Generate statistical scenarios

Task

Create a set of scenarios based on a statistical model.

Preparation

You need:

  • a vector of expected returns for the assets
  • a variance matrix for the assets
  • the pprobeSup package

The pprobeSup package needs to be loaded into your R session:

require(pprobeSup)

If pprobeSup is not installed on your machine, then you can get it with:

install.packages("pprobeSup", 
   repos="https://www.portfolioprobe.com/R")

or alternatively with:

install.packages("pprobeSup", 
   repos="https://www.portfolioprobe.com/R", 
   type="source")

Doing the example

You need to have the pprobeData package loaded into your R session:

require(pprobeData)

This package may be installed from the same repository.

Doing it

Here we take pretty much the simplest (and not especially useful) model — multivariate normal distribution of log returns.

Preparation

The multivariate normal requires a vector of mean values.  We’ll just use zero for all the means in this example.

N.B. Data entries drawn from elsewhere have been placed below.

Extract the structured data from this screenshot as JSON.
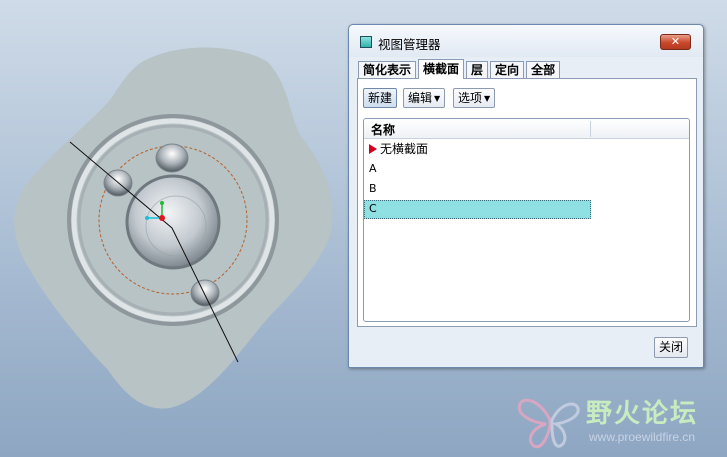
{
  "dialog": {
    "title": "视图管理器",
    "close_symbol": "✕",
    "tabs": [
      {
        "label": "简化表示"
      },
      {
        "label": "横截面"
      },
      {
        "label": "层"
      },
      {
        "label": "定向"
      },
      {
        "label": "全部"
      }
    ],
    "active_tab": "横截面",
    "toolbar": {
      "new_label": "新建",
      "edit_label": "编辑",
      "options_label": "选项"
    },
    "list": {
      "column_header": "名称",
      "rows": [
        {
          "label": "无横截面",
          "current": true
        },
        {
          "label": "A"
        },
        {
          "label": "B"
        },
        {
          "label": "C",
          "selected": true
        }
      ]
    },
    "close_label": "关闭"
  },
  "watermark": {
    "title": "野火论坛",
    "url": "www.proewildfire.cn"
  },
  "colors": {
    "background_top": "#cfdbe8",
    "background_bottom": "#8ea6c2",
    "part": "#b9c4c8",
    "selection": "#8fe0e2",
    "current_marker": "#d6001c"
  }
}
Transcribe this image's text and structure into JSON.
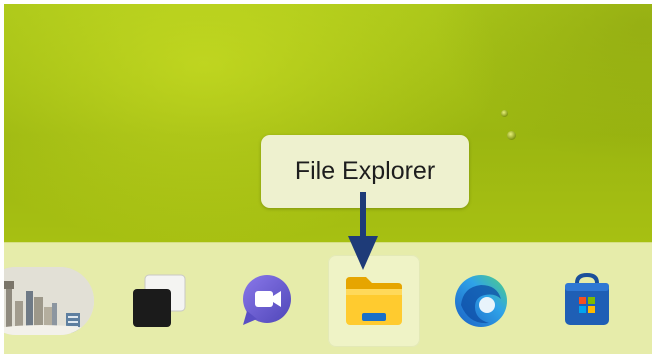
{
  "tooltip": {
    "text": "File Explorer"
  },
  "taskbar": {
    "items": [
      {
        "name": "widgets",
        "icon": "city-skyline-icon"
      },
      {
        "name": "task-view",
        "icon": "task-view-icon"
      },
      {
        "name": "chat",
        "icon": "teams-chat-icon"
      },
      {
        "name": "file-explorer",
        "icon": "folder-icon",
        "active": true
      },
      {
        "name": "edge",
        "icon": "edge-icon"
      },
      {
        "name": "store",
        "icon": "store-icon"
      }
    ]
  },
  "colors": {
    "wallpaper": "#a9c519",
    "taskbar": "#e6ecaa",
    "tooltip_bg": "#eef1cf",
    "arrow": "#1e3b78"
  }
}
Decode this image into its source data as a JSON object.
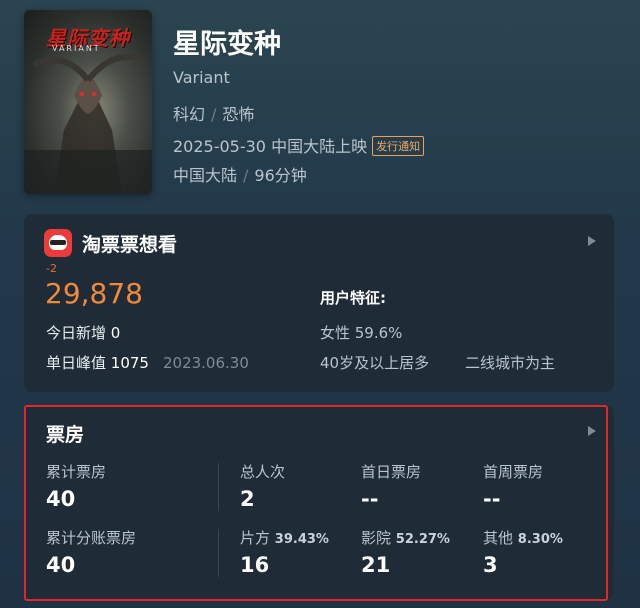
{
  "movie": {
    "poster_title": "星际变种",
    "poster_subtitle": "VARIANT",
    "title": "星际变种",
    "english_title": "Variant",
    "genres": [
      "科幻",
      "恐怖"
    ],
    "release": "2025-05-30 中国大陆上映",
    "release_badge": "发行通知",
    "region": "中国大陆",
    "duration": "96分钟"
  },
  "taopiaopiao": {
    "title": "淘票票想看",
    "delta": "-2",
    "want_count": "29,878",
    "today_new_label": "今日新增",
    "today_new_value": "0",
    "peak_label": "单日峰值",
    "peak_value": "1075",
    "peak_date": "2023.06.30",
    "features_title": "用户特征:",
    "gender": "女性 59.6%",
    "age": "40岁及以上居多",
    "city": "二线城市为主"
  },
  "box_office": {
    "title": "票房",
    "row1": [
      {
        "label": "累计票房",
        "value": "40"
      },
      {
        "label": "总人次",
        "value": "2"
      },
      {
        "label": "首日票房",
        "value": "--"
      },
      {
        "label": "首周票房",
        "value": "--"
      }
    ],
    "row2": [
      {
        "label": "累计分账票房",
        "pct": "",
        "value": "40"
      },
      {
        "label": "片方",
        "pct": "39.43%",
        "value": "16"
      },
      {
        "label": "影院",
        "pct": "52.27%",
        "value": "21"
      },
      {
        "label": "其他",
        "pct": "8.30%",
        "value": "3"
      }
    ]
  },
  "colors": {
    "accent_orange": "#f08a3a",
    "highlight_red": "#e3262a",
    "badge_orange": "#f0a664"
  }
}
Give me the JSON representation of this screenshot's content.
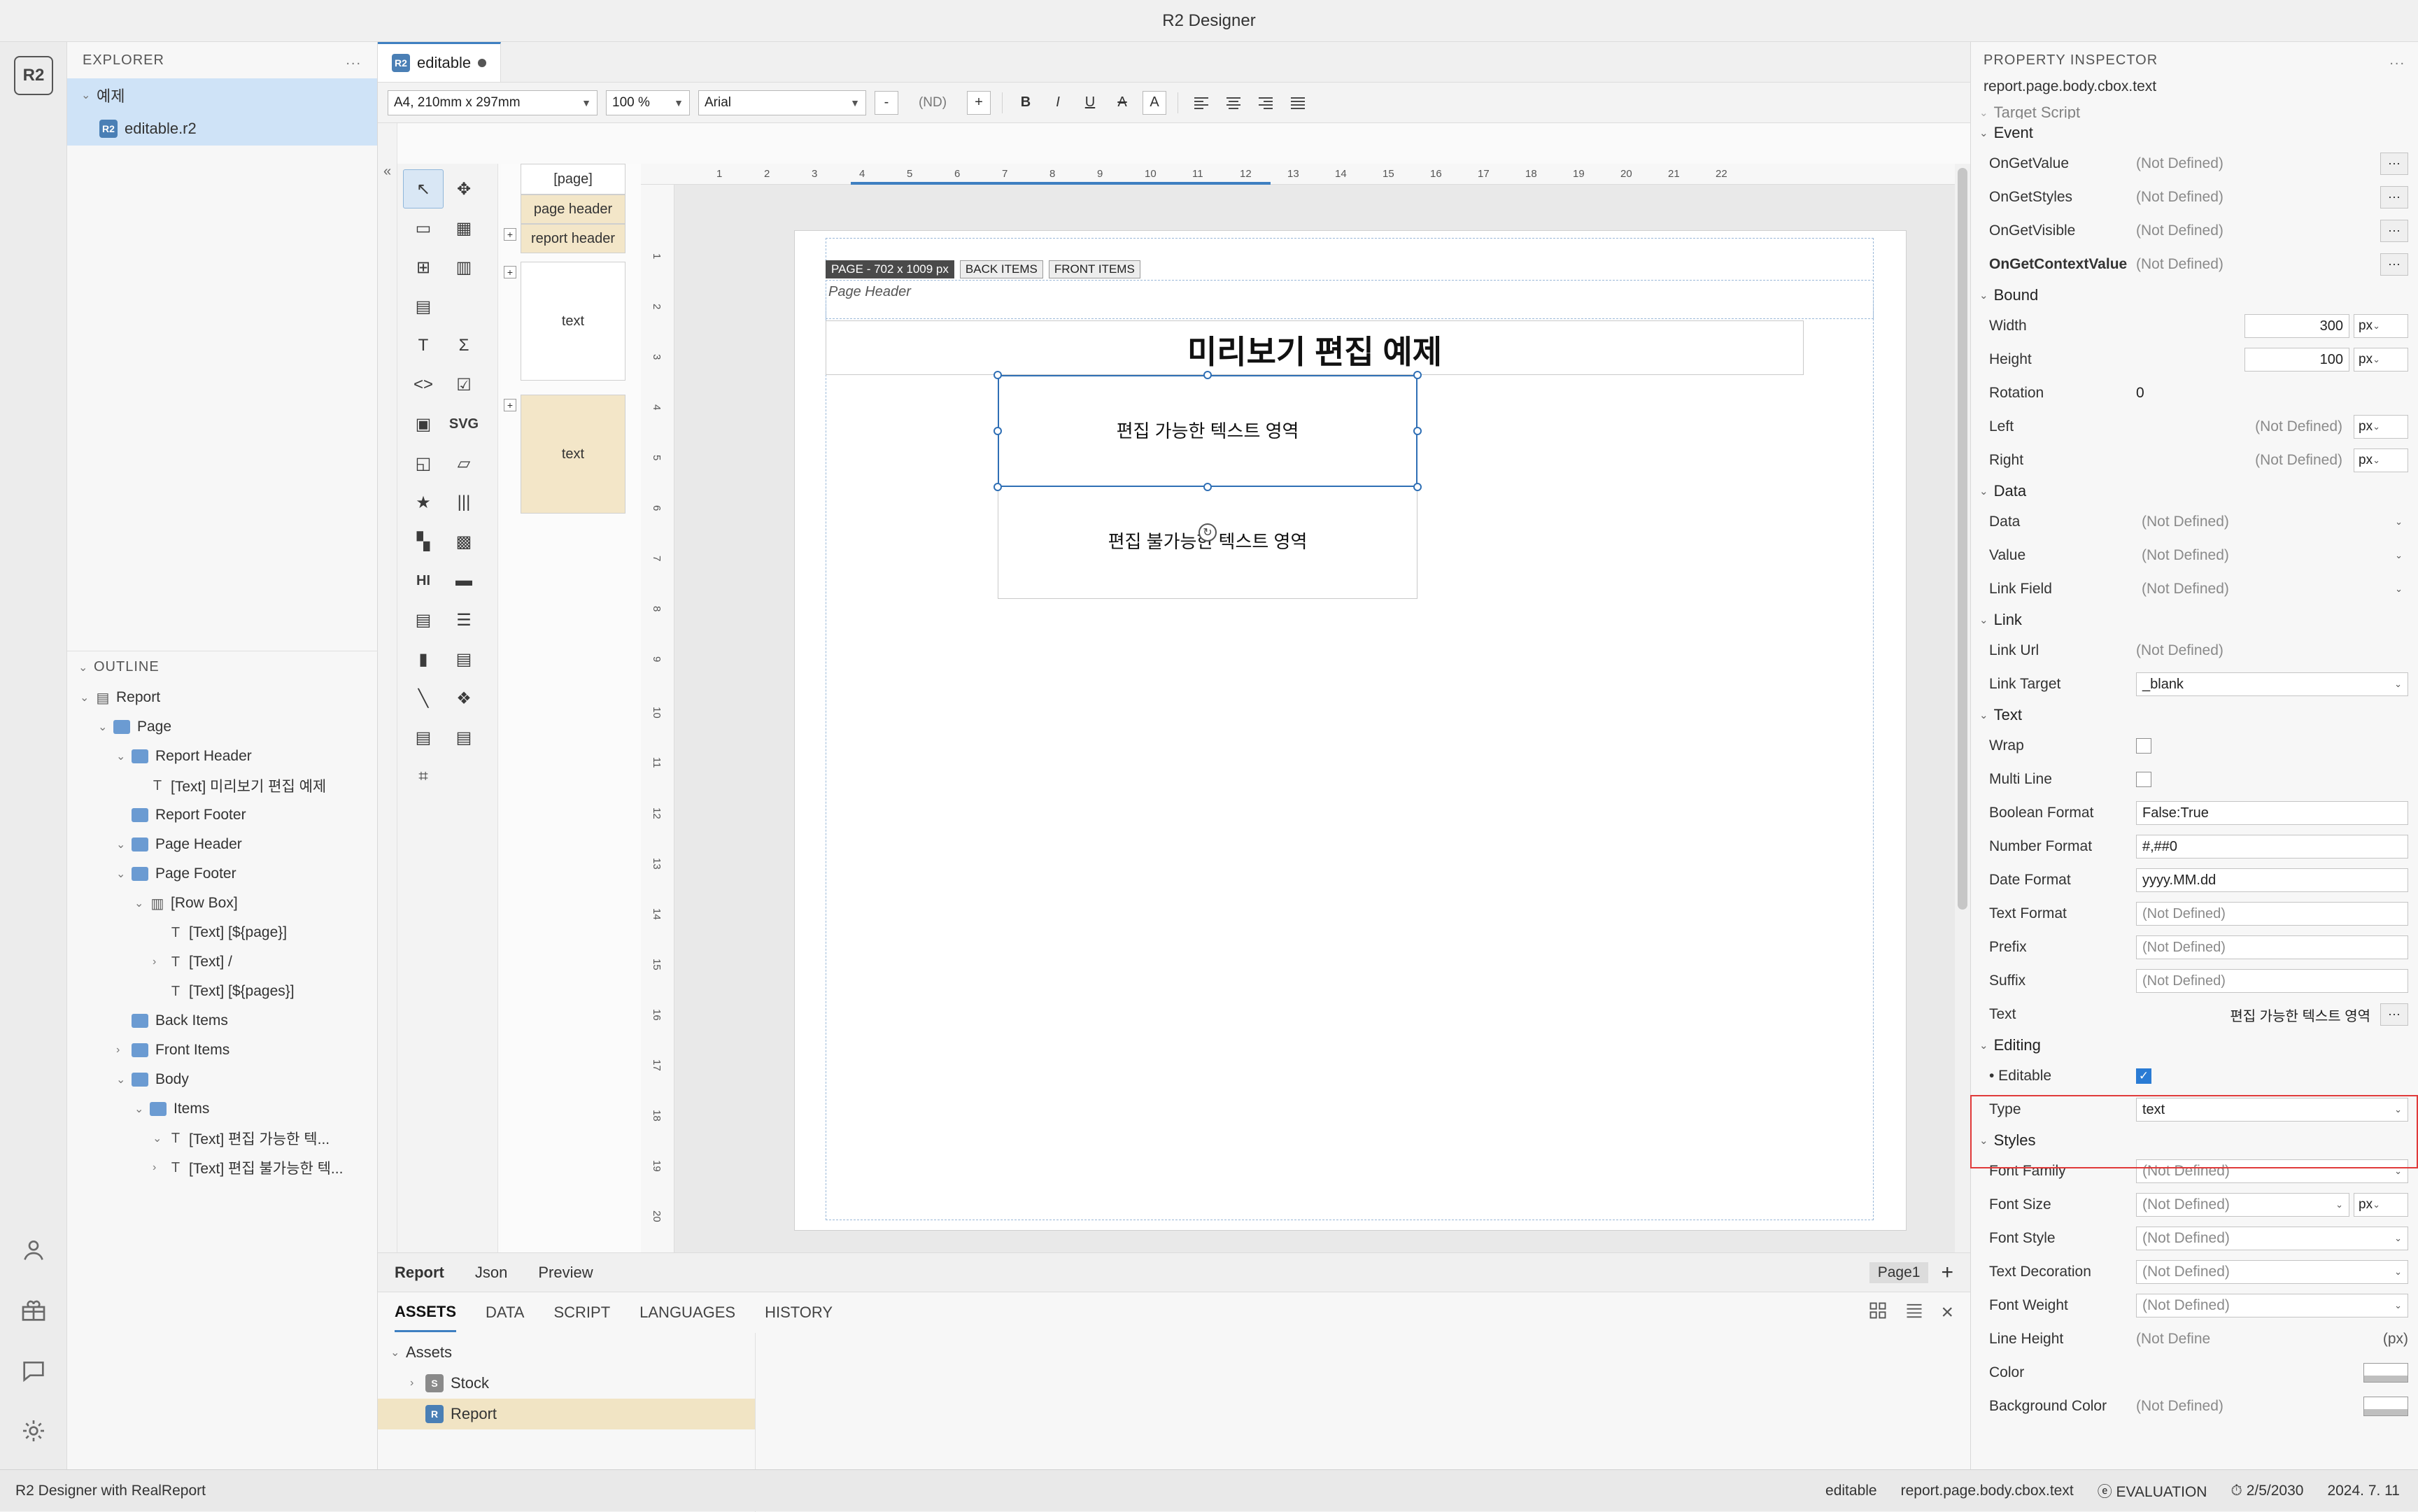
{
  "window": {
    "title": "R2 Designer"
  },
  "rail": {
    "logo": "R2",
    "icons": [
      "r2-logo-icon",
      "account-icon",
      "gift-icon",
      "chat-icon",
      "gear-icon"
    ]
  },
  "explorer": {
    "header": "EXPLORER",
    "dots": "...",
    "root": "예제",
    "file": "editable.r2",
    "outline_header": "OUTLINE",
    "outline": [
      {
        "label": "Report",
        "depth": 0,
        "chev": "⌄",
        "icon": "report-icon"
      },
      {
        "label": "Page",
        "depth": 1,
        "chev": "⌄",
        "icon": "folder-icon"
      },
      {
        "label": "Report Header",
        "depth": 2,
        "chev": "⌄",
        "icon": "folder-icon"
      },
      {
        "label": "[Text] 미리보기 편집 예제",
        "depth": 3,
        "chev": "",
        "icon": "text-icon"
      },
      {
        "label": "Report Footer",
        "depth": 2,
        "chev": "",
        "icon": "folder-icon"
      },
      {
        "label": "Page Header",
        "depth": 2,
        "chev": "⌄",
        "icon": "folder-icon"
      },
      {
        "label": "Page Footer",
        "depth": 2,
        "chev": "⌄",
        "icon": "folder-icon"
      },
      {
        "label": "[Row Box]",
        "depth": 3,
        "chev": "⌄",
        "icon": "rowbox-icon"
      },
      {
        "label": "[Text] [${page}]",
        "depth": 4,
        "chev": "",
        "icon": "text-icon"
      },
      {
        "label": "[Text] /",
        "depth": 4,
        "chev": "›",
        "icon": "text-icon"
      },
      {
        "label": "[Text] [${pages}]",
        "depth": 4,
        "chev": "",
        "icon": "text-icon"
      },
      {
        "label": "Back Items",
        "depth": 2,
        "chev": "",
        "icon": "folder-icon"
      },
      {
        "label": "Front Items",
        "depth": 2,
        "chev": "›",
        "icon": "folder-icon"
      },
      {
        "label": "Body",
        "depth": 2,
        "chev": "⌄",
        "icon": "folder-icon"
      },
      {
        "label": "Items",
        "depth": 3,
        "chev": "⌄",
        "icon": "folder-icon"
      },
      {
        "label": "[Text] 편집 가능한 텍...",
        "depth": 4,
        "chev": "⌄",
        "icon": "text-icon"
      },
      {
        "label": "[Text] 편집 불가능한 텍...",
        "depth": 4,
        "chev": "›",
        "icon": "text-icon"
      }
    ]
  },
  "doctab": {
    "name": "editable",
    "modified_dot": "●"
  },
  "toolbar": {
    "paper_size": "A4, 210mm x 297mm",
    "zoom": "100 %",
    "font": "Arial",
    "minus": "-",
    "font_size": "(ND)",
    "plus": "+",
    "bold": "B",
    "italic": "I",
    "underline": "U",
    "strike": "A",
    "highlight": "A",
    "align_left": "align-left-icon",
    "align_center": "align-center-icon",
    "align_right": "align-right-icon",
    "align_justify": "align-justify-icon"
  },
  "palette": {
    "tools": [
      "cursor-icon",
      "move-icon",
      "rect-icon",
      "table-icon",
      "crosstab-icon",
      "columns-icon",
      "grid-icon",
      "",
      "text-icon",
      "sigma-icon",
      "code-icon",
      "checkbox-icon",
      "image-icon",
      "SVG",
      "shapes-icon",
      "chart-icon",
      "star-icon",
      "barcode-icon",
      "qr-icon",
      "dotmatrix-icon",
      "HI",
      "hr-icon",
      "html-icon",
      "list-icon",
      "bar-chart-icon",
      "bar-h-icon",
      "line-icon",
      "layers-icon",
      "rows-icon",
      "list2-icon",
      "tree-icon",
      ""
    ]
  },
  "strip": {
    "blocks": [
      {
        "label": "[page]",
        "beige": false
      },
      {
        "label": "page header",
        "beige": true
      },
      {
        "label": "report header",
        "beige": true
      },
      {
        "label": "text",
        "beige": false
      },
      {
        "label": "text",
        "beige": true
      }
    ]
  },
  "ruler": {
    "h_ticks": [
      "1",
      "2",
      "3",
      "4",
      "5",
      "6",
      "7",
      "8",
      "9",
      "10",
      "11",
      "12",
      "13",
      "14",
      "15",
      "16",
      "17",
      "18",
      "19",
      "20",
      "21",
      "22"
    ],
    "v_ticks": [
      "1",
      "2",
      "3",
      "4",
      "5",
      "6",
      "7",
      "8",
      "9",
      "10",
      "11",
      "12",
      "13",
      "14",
      "15",
      "16",
      "17",
      "18",
      "19",
      "20"
    ]
  },
  "canvas": {
    "page_badge": "PAGE - 702 x 1009 px",
    "back_items": "BACK ITEMS",
    "front_items": "FRONT ITEMS",
    "page_header_label": "Page Header",
    "report_title": "미리보기 편집 예제",
    "editable_text": "편집 가능한 텍스트 영역",
    "noneditable_text": "편집 불가능한 텍스트 영역",
    "rotate_handle": "rotate-icon"
  },
  "center_tabs": {
    "tabs": [
      "Report",
      "Json",
      "Preview"
    ],
    "page_indicator": "Page1",
    "add": "+"
  },
  "assets": {
    "tabs": [
      "ASSETS",
      "DATA",
      "SCRIPT",
      "LANGUAGES",
      "HISTORY"
    ],
    "selected_tab": "ASSETS",
    "grid_icon": "grid-view-icon",
    "list_icon": "list-view-icon",
    "close_icon": "×",
    "tree": [
      {
        "label": "Assets",
        "depth": 0,
        "chev": "⌄",
        "sel": false
      },
      {
        "label": "Stock",
        "depth": 1,
        "chev": "›",
        "sel": false
      },
      {
        "label": "Report",
        "depth": 1,
        "chev": "",
        "sel": true
      }
    ]
  },
  "inspector": {
    "header": "PROPERTY INSPECTOR",
    "dots": "...",
    "path": "report.page.body.cbox.text",
    "clipped_group": "Target Script",
    "groups": [
      {
        "name": "Event",
        "rows": [
          {
            "label": "OnGetValue",
            "value": "(Not Defined)",
            "kind": "dots"
          },
          {
            "label": "OnGetStyles",
            "value": "(Not Defined)",
            "kind": "dots"
          },
          {
            "label": "OnGetVisible",
            "value": "(Not Defined)",
            "kind": "dots"
          },
          {
            "label": "OnGetContextValue",
            "value": "(Not Defined)",
            "kind": "dots",
            "bold": true
          }
        ]
      },
      {
        "name": "Bound",
        "rows": [
          {
            "label": "Width",
            "value": "300",
            "kind": "num-unit",
            "unit": "px"
          },
          {
            "label": "Height",
            "value": "100",
            "kind": "num-unit",
            "unit": "px"
          },
          {
            "label": "Rotation",
            "value": "0",
            "kind": "plain"
          },
          {
            "label": "Left",
            "value": "(Not Defined)",
            "kind": "nd-unit",
            "unit": "px"
          },
          {
            "label": "Right",
            "value": "(Not Defined)",
            "kind": "nd-unit",
            "unit": "px"
          }
        ]
      },
      {
        "name": "Data",
        "rows": [
          {
            "label": "Data",
            "value": "(Not Defined)",
            "kind": "select"
          },
          {
            "label": "Value",
            "value": "(Not Defined)",
            "kind": "select"
          },
          {
            "label": "Link Field",
            "value": "(Not Defined)",
            "kind": "select"
          }
        ]
      },
      {
        "name": "Link",
        "rows": [
          {
            "label": "Link Url",
            "value": "(Not Defined)",
            "kind": "plain-nd"
          },
          {
            "label": "Link Target",
            "value": "_blank",
            "kind": "select-val"
          }
        ]
      },
      {
        "name": "Text",
        "rows": [
          {
            "label": "Wrap",
            "value": "",
            "kind": "checkbox"
          },
          {
            "label": "Multi Line",
            "value": "",
            "kind": "checkbox"
          },
          {
            "label": "Boolean Format",
            "value": "False:True",
            "kind": "text"
          },
          {
            "label": "Number Format",
            "value": "#,##0",
            "kind": "text"
          },
          {
            "label": "Date Format",
            "value": "yyyy.MM.dd",
            "kind": "text"
          },
          {
            "label": "Text Format",
            "value": "(Not Defined)",
            "kind": "text-nd"
          },
          {
            "label": "Prefix",
            "value": "(Not Defined)",
            "kind": "text-nd"
          },
          {
            "label": "Suffix",
            "value": "(Not Defined)",
            "kind": "text-nd"
          },
          {
            "label": "Text",
            "value": "편집 가능한 텍스트 영역",
            "kind": "text-dots"
          }
        ]
      },
      {
        "name": "Editing",
        "highlighted": true,
        "rows": [
          {
            "label": "Editable",
            "value": "",
            "kind": "checkbox-on",
            "bullet": true
          },
          {
            "label": "Type",
            "value": "text",
            "kind": "select-val"
          }
        ]
      },
      {
        "name": "Styles",
        "rows": [
          {
            "label": "Font Family",
            "value": "(Not Defined)",
            "kind": "select-nd"
          },
          {
            "label": "Font Size",
            "value": "(Not Defined)",
            "kind": "select-nd-unit",
            "unit": "px"
          },
          {
            "label": "Font Style",
            "value": "(Not Defined)",
            "kind": "select-nd"
          },
          {
            "label": "Text Decoration",
            "value": "(Not Defined)",
            "kind": "select-nd"
          },
          {
            "label": "Font Weight",
            "value": "(Not Defined)",
            "kind": "select-nd"
          },
          {
            "label": "Line Height",
            "value": "(Not Define",
            "kind": "lineheight",
            "unit": "(px)"
          },
          {
            "label": "Color",
            "value": "",
            "kind": "swatch"
          },
          {
            "label": "Background Color",
            "value": "(Not Defined)",
            "kind": "swatch-nd"
          }
        ]
      }
    ]
  },
  "status": {
    "left": "R2 Designer with RealReport",
    "file": "editable",
    "path": "report.page.body.cbox.text",
    "evaluation": "EVALUATION",
    "expiry": "2/5/2030",
    "date": "2024. 7. 11"
  },
  "colors": {
    "accent": "#3e7fc1",
    "selection": "#2f6fb5",
    "highlight_red": "#e03a3a",
    "tree_selected": "#cfe3f7",
    "beige": "#f3e6c8"
  }
}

It also requires a variance matrix.  When there are a lot more time points than assets, then the sample variance matrix is not terrible.  That is what is used here:

varMat50 <- var(xassetLogReturns[1:300, 1:50])

Generating the scenarios

We create 100 scenarios of daily price changes on the first 50 assets in the price matrix for 20 days:

normScen <- pp.normalScenarios(xassetPrices[
   nrow(xassetPrices),1:50], expected.return=rep(0,50), 
   variance=varMat50, ntimes=20, nscenarios=100)

The result is a three-dimensional array that is 20 (times) by 50 (assets) by 100 (scenarios):

> dim(normScen)
[1]  20  50 100

Explanation

The first argument is the vector of prices to use.  The first row of each scenario will have these prices.

The mvrnorm function from the MASS package is used to create the random numbers which are then transformed into prices.

Further details

More realistic distributions can — and probably should — be simulated.